The Association of Research Libraries (ARL) has joined with eight higher education associations in submitting comments, due today, July 18, 2017, to the US Federal Communications Commission (FCC), to support strong net neutrality rules. In 2015, the FCC set forth its Open Internet Order, which reclassified the Internet as a common carrier under Title II of the Communications Act and also relied on the FCC’s authority under Section 706 of the Telecommunications Act to provide a firm legal basis to protect net neutrality. The FCC, under new leadership, is now seeking to reverse or amend the 2015 order.
As both providers and consumers of content and services on the Internet, research libraries and their parent institutions have long relied on the open character of the global network, including non-discriminatory access. The 2015 rules assured that Internet providers would not be able to create “fast lanes”—designated for those willing and able to pay a premium—and “slow lanes” for everyone else. Specifically, the FCC laid out bright-line rules against blocking, throttling, and paid prioritization.

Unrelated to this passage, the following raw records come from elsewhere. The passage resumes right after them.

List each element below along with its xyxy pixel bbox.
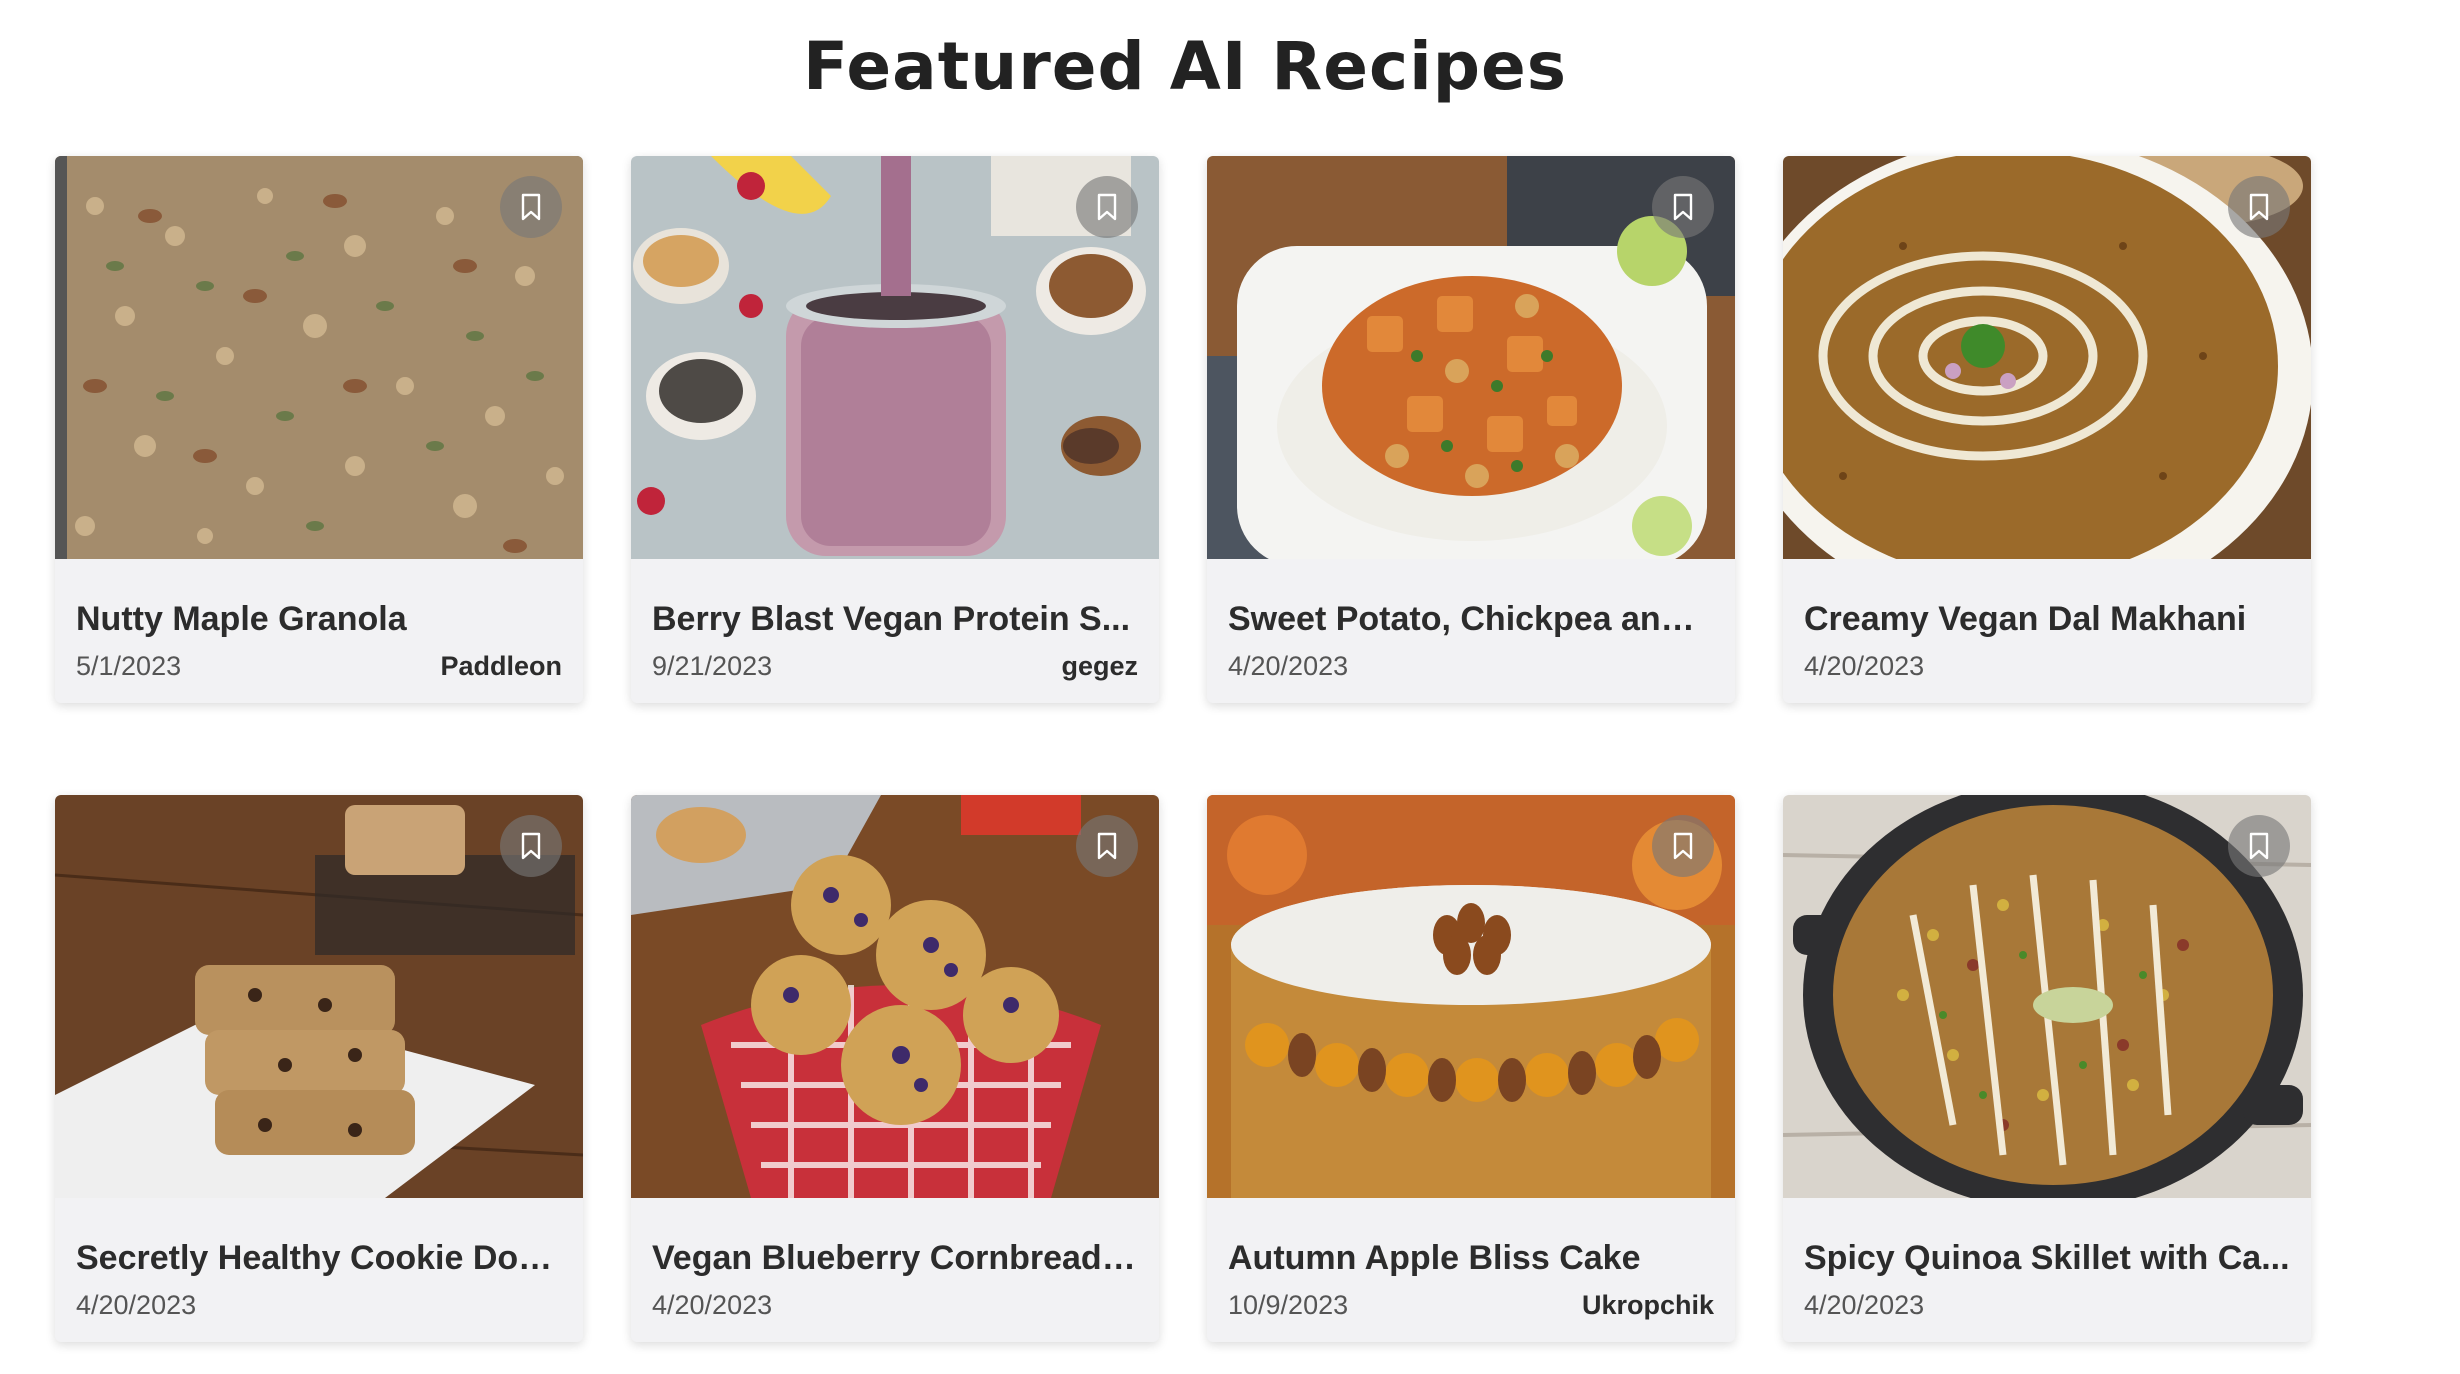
recipe-name[interactable]: Berry Blast Vegan Protein S... [652,599,1138,639]
recipe-date: 9/21/2023 [652,651,773,681]
recipe-date: 4/20/2023 [1804,1290,1925,1320]
recipe-name[interactable]: Vegan Blueberry Cornbread ... [652,1238,1138,1278]
recipe-image[interactable] [631,156,1159,559]
bookmark-button[interactable] [500,815,562,877]
bookmark-icon [2249,193,2269,221]
bookmark-icon [1673,193,1693,221]
recipe-image[interactable] [1207,156,1735,559]
bookmark-icon [1673,832,1693,860]
recipe-author[interactable]: Ukropchik [1582,1290,1714,1321]
recipe-card[interactable]: Nutty Maple Granola 5/1/2023 Paddleon [55,156,583,703]
bookmark-icon [2249,832,2269,860]
recipe-card[interactable]: Secretly Healthy Cookie Dou... 4/20/2023 [55,795,583,1342]
bookmark-icon [521,193,541,221]
recipe-card[interactable]: Vegan Blueberry Cornbread ... 4/20/2023 [631,795,1159,1342]
bookmark-icon [1097,193,1117,221]
recipe-name[interactable]: Sweet Potato, Chickpea and ... [1228,599,1714,639]
recipe-image[interactable] [55,795,583,1198]
bookmark-button[interactable] [1076,815,1138,877]
recipe-date: 5/1/2023 [76,651,182,681]
recipe-image[interactable] [55,156,583,559]
page: Featured AI Recipes Nutty Maple Granola … [0,0,2460,1374]
recipe-author[interactable]: Paddleon [440,651,562,682]
recipe-date: 4/20/2023 [652,1290,773,1320]
bookmark-button[interactable] [500,176,562,238]
bookmark-icon [521,832,541,860]
bookmark-button[interactable] [2228,815,2290,877]
recipe-name[interactable]: Creamy Vegan Dal Makhani [1804,599,2290,639]
recipe-name[interactable]: Spicy Quinoa Skillet with Ca... [1804,1238,2290,1278]
recipe-name[interactable]: Nutty Maple Granola [76,599,562,639]
recipe-card[interactable]: Autumn Apple Bliss Cake 10/9/2023 Ukropc… [1207,795,1735,1342]
recipe-image[interactable] [1783,156,2311,559]
recipe-grid: Nutty Maple Granola 5/1/2023 Paddleon Be… [55,156,2311,1342]
recipe-image[interactable] [1207,795,1735,1198]
recipe-image[interactable] [631,795,1159,1198]
recipe-date: 4/20/2023 [1228,651,1349,681]
page-title: Featured AI Recipes [802,28,1567,105]
recipe-date: 4/20/2023 [76,1290,197,1320]
recipe-image[interactable] [1783,795,2311,1198]
recipe-date: 10/9/2023 [1228,1290,1349,1320]
bookmark-icon [1097,832,1117,860]
recipe-name[interactable]: Autumn Apple Bliss Cake [1228,1238,1714,1278]
recipe-author[interactable]: gegez [1061,651,1138,682]
bookmark-button[interactable] [1076,176,1138,238]
recipe-date: 4/20/2023 [1804,651,1925,681]
bookmark-button[interactable] [1652,815,1714,877]
recipe-card[interactable]: Sweet Potato, Chickpea and ... 4/20/2023 [1207,156,1735,703]
bookmark-button[interactable] [2228,176,2290,238]
bookmark-button[interactable] [1652,176,1714,238]
recipe-name[interactable]: Secretly Healthy Cookie Dou... [76,1238,562,1278]
recipe-card[interactable]: Creamy Vegan Dal Makhani 4/20/2023 [1783,156,2311,703]
recipe-card[interactable]: Berry Blast Vegan Protein S... 9/21/2023… [631,156,1159,703]
recipe-card[interactable]: Spicy Quinoa Skillet with Ca... 4/20/202… [1783,795,2311,1342]
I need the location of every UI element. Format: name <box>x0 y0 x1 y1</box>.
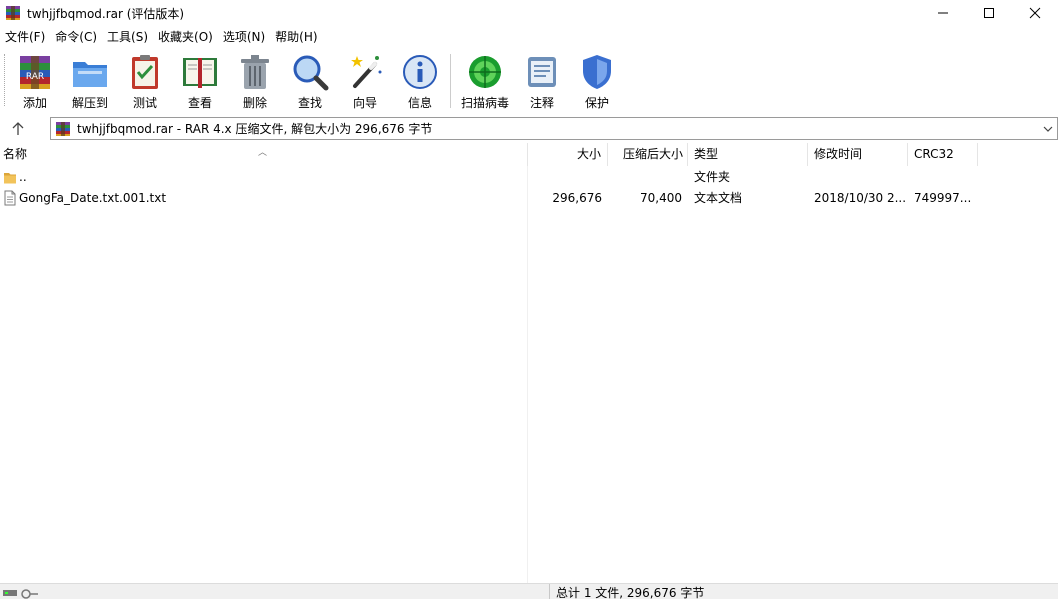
column-header-packed[interactable]: 压缩后大小 <box>608 143 688 166</box>
menu-file[interactable]: 文件(F) <box>0 27 50 47</box>
title-bar: twhjjfbqmod.rar (评估版本) <box>0 0 1058 26</box>
file-list: 名称 ︿ 大小 压缩后大小 类型 修改时间 CRC32 .. 文件夹 GongF… <box>0 143 1058 583</box>
status-drive-icons <box>2 586 42 599</box>
add-label: 添加 <box>22 96 47 110</box>
column-header-type-label: 类型 <box>694 147 719 161</box>
protect-button[interactable]: 保护 <box>571 52 623 112</box>
minimize-button[interactable] <box>920 0 966 26</box>
svg-text:RAR: RAR <box>26 72 44 82</box>
protect-label: 保护 <box>584 96 609 110</box>
list-item-file[interactable]: GongFa_Date.txt.001.txt 296,676 70,400 文… <box>0 188 1000 209</box>
column-header-crc[interactable]: CRC32 <box>908 143 978 166</box>
scan-virus-label: 扫描病毒 <box>460 96 509 110</box>
close-icon <box>1029 7 1041 19</box>
menu-options[interactable]: 选项(N) <box>218 27 270 47</box>
drive-key-icon <box>3 589 38 599</box>
row-crc: 749997... <box>914 191 972 205</box>
list-header: 名称 ︿ 大小 压缩后大小 类型 修改时间 CRC32 <box>0 143 1058 166</box>
trash-icon <box>241 55 269 89</box>
row-type: 文本文档 <box>694 191 743 205</box>
row-size: 296,676 <box>552 191 602 205</box>
test-button[interactable]: 测试 <box>119 52 171 112</box>
folder-icon <box>4 173 16 184</box>
arrow-up-icon <box>12 122 24 135</box>
archive-icon <box>55 121 71 137</box>
menu-bar: 文件(F) 命令(C) 工具(S) 收藏夹(O) 选项(N) 帮助(H) <box>0 27 323 47</box>
view-button[interactable]: 查看 <box>174 52 226 112</box>
menu-help[interactable]: 帮助(H) <box>270 27 322 47</box>
add-button[interactable]: RAR 添加 <box>9 52 61 112</box>
list-item-parent-folder[interactable]: .. 文件夹 <box>0 167 1000 188</box>
extract-label: 解压到 <box>71 96 108 110</box>
wizard-button[interactable]: 向导 <box>339 52 391 112</box>
virus-scan-icon <box>469 56 501 88</box>
address-text: twhjjfbqmod.rar - RAR 4.x 压缩文件, 解包大小为 29… <box>77 122 433 136</box>
window-title: twhjjfbqmod.rar (评估版本) <box>27 6 185 21</box>
status-bar: 总计 1 文件, 296,676 字节 <box>0 583 1058 599</box>
wizard-label: 向导 <box>352 96 377 110</box>
column-header-name-label: 名称 <box>3 147 28 161</box>
maximize-icon <box>984 8 994 18</box>
maximize-button[interactable] <box>966 0 1012 26</box>
column-header-modified-label: 修改时间 <box>814 147 863 161</box>
address-dropdown-button[interactable] <box>1041 121 1055 137</box>
minimize-icon <box>938 12 948 14</box>
close-button[interactable] <box>1012 0 1058 26</box>
row-name: .. <box>19 170 27 184</box>
extract-folder-icon <box>73 62 107 87</box>
menu-commands[interactable]: 命令(C) <box>50 27 102 47</box>
comment-note-icon <box>528 57 556 87</box>
address-box[interactable]: twhjjfbqmod.rar - RAR 4.x 压缩文件, 解包大小为 29… <box>50 117 1058 140</box>
magic-wand-icon <box>351 56 382 88</box>
row-modified: 2018/10/30 2... <box>814 191 906 205</box>
column-header-modified[interactable]: 修改时间 <box>808 143 908 166</box>
info-button[interactable]: 信息 <box>394 52 446 112</box>
status-summary: 总计 1 文件, 296,676 字节 <box>556 586 705 599</box>
row-packed-size: 70,400 <box>640 191 682 205</box>
archive-add-icon: RAR <box>20 56 50 89</box>
row-type: 文件夹 <box>694 170 731 184</box>
column-header-crc-label: CRC32 <box>914 147 954 161</box>
test-label: 测试 <box>132 96 157 110</box>
info-icon <box>403 55 437 89</box>
extract-button[interactable]: 解压到 <box>64 52 116 112</box>
chevron-down-icon <box>1043 126 1053 132</box>
shield-icon <box>583 55 611 89</box>
name-column-divider <box>527 166 528 583</box>
magnifier-icon <box>293 55 329 91</box>
winrar-app-icon <box>5 5 21 21</box>
column-header-size-label: 大小 <box>576 147 601 161</box>
menu-favorites[interactable]: 收藏夹(O) <box>153 27 218 47</box>
column-header-packed-label: 压缩后大小 <box>622 147 683 161</box>
up-folder-button[interactable] <box>6 119 30 139</box>
find-label: 查找 <box>297 96 322 110</box>
status-divider <box>549 584 550 599</box>
scan-virus-button[interactable]: 扫描病毒 <box>459 52 511 112</box>
toolbar: RAR 添加 解压到 测试 查看 删除 查找 向导 信息 扫描病毒 注释 保护 <box>0 48 1058 114</box>
view-book-icon <box>183 58 217 88</box>
column-header-name[interactable]: 名称 ︿ <box>0 143 528 166</box>
find-button[interactable]: 查找 <box>284 52 336 112</box>
comment-button[interactable]: 注释 <box>516 52 568 112</box>
info-label: 信息 <box>407 96 432 110</box>
sort-ascending-icon: ︿ <box>258 148 268 158</box>
row-name: GongFa_Date.txt.001.txt <box>19 191 167 205</box>
comment-label: 注释 <box>529 96 554 110</box>
address-bar-row: twhjjfbqmod.rar - RAR 4.x 压缩文件, 解包大小为 29… <box>0 115 1058 142</box>
text-file-icon <box>4 190 16 206</box>
delete-label: 删除 <box>242 96 267 110</box>
toolbar-grip <box>4 54 8 106</box>
column-header-size[interactable]: 大小 <box>528 143 608 166</box>
column-header-type[interactable]: 类型 <box>688 143 808 166</box>
view-label: 查看 <box>187 96 212 110</box>
toolbar-separator <box>450 54 451 108</box>
menu-tools[interactable]: 工具(S) <box>102 27 153 47</box>
test-clipboard-icon <box>132 55 158 89</box>
delete-button[interactable]: 删除 <box>229 52 281 112</box>
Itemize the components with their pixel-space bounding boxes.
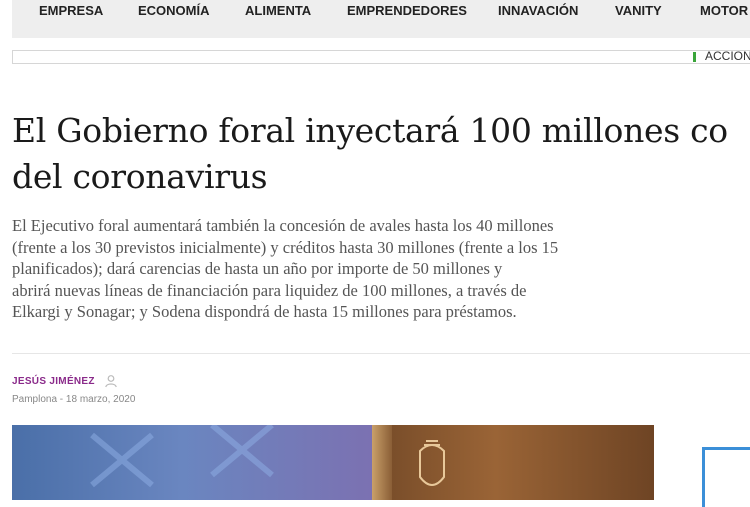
lede-line: planificados); dará carencias de hasta u… (12, 259, 503, 278)
nav-item-motor[interactable]: MOTOR (700, 3, 748, 18)
nav-item-innavacion[interactable]: INNAVACIÓN (498, 3, 578, 18)
lede-line: abrirá nuevas líneas de financiación par… (12, 280, 527, 300)
ticker-accent-bar (693, 52, 696, 62)
lede-line: Elkargi y Sonagar; y Sodena dispondrá de… (12, 302, 517, 321)
nav-item-alimenta[interactable]: ALIMENTA (245, 3, 311, 18)
article-dateline: Pamplona - 18 marzo, 2020 (12, 394, 136, 405)
ticker-label[interactable]: ACCION (705, 49, 750, 63)
coat-of-arms-icon (419, 440, 445, 486)
hero-image-pattern (90, 425, 274, 488)
nav-item-empresa[interactable]: EMPRESA (39, 3, 103, 18)
lede-line: El Ejecutivo foral aumentará también la … (12, 216, 554, 235)
article-headline: El Gobierno foral inyectará 100 millones… (12, 108, 750, 200)
hero-image-pole (372, 425, 392, 500)
nav-item-emprendedores[interactable]: EMPRENDEDORES (347, 3, 467, 18)
sidebar-widget[interactable] (702, 447, 750, 507)
user-icon (105, 375, 117, 388)
headline-line: del coronavirus (12, 157, 268, 196)
article-lede: El Ejecutivo foral aumentará también la … (12, 215, 732, 323)
section-divider (12, 353, 750, 354)
hero-image (12, 425, 654, 500)
headline-line: El Gobierno foral inyectará 100 millones… (12, 111, 728, 150)
news-ticker: ACCION (12, 49, 750, 64)
nav-item-vanity[interactable]: VANITY (615, 3, 662, 18)
nav-item-economia[interactable]: ECONOMÍA (138, 3, 210, 18)
top-navigation: EMPRESA ECONOMÍA ALIMENTA EMPRENDEDORES … (12, 0, 750, 38)
author-name[interactable]: JESÚS JIMÉNEZ (12, 376, 95, 387)
lede-line: (frente a los 30 previstos inicialmente)… (12, 237, 559, 257)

“Net neutrality is critical to equitable access to information,” said Mary Case, ARL president and university librarian and dean of libraries at the University of Illinois at Chicago. “Without strong rules to protect an open Internet, service providers could act as gatekeepers and place commercial interests above non-commercial expression. The FCC’s 2015 Open Internet Order sets forth strong, clear, and enforceable rules to protect net neutrality. The FCC should look beyond the quantitative cost-benefit analysis suggested in its Notice of Proposed Rulemaking and recognize the qualitative benefits libraries and higher education provide through access to an open and neutral Internet. There is no reason for the FCC to alter the current rules, which ensure that intellectual freedoms such as education, research, free speech, and innovation can continue to flourish.”
The comments emphasize the importance of net neutrality to libraries and higher education, and note that no changes to the 2015 Open Internet Order are necessary. The comments also stress that any action by the FCC regarding regulation must protect the key net neutrality principles endorsed by library and higher education groups to ensure that information can continue to flow unimpeded.
About the Association of Research Libraries
The Association of Research Libraries (ARL) is a nonprofit organization of 123 research libraries in the US and Canada. ARL’s mission is to influence the changing environment of scholarly communication and the public policies that affect research libraries and the diverse communities they serve. ARL pursues this mission by advancing the goals of its member research libraries, providing leadership in public and information policy to the scholarly and higher education communities, fostering the exchange of ideas and expertise, facilitating the emergence of new roles for research libraries, and shaping a future environment that leverages its interests with those of allied organizations. ARL is on the web at ARL.org.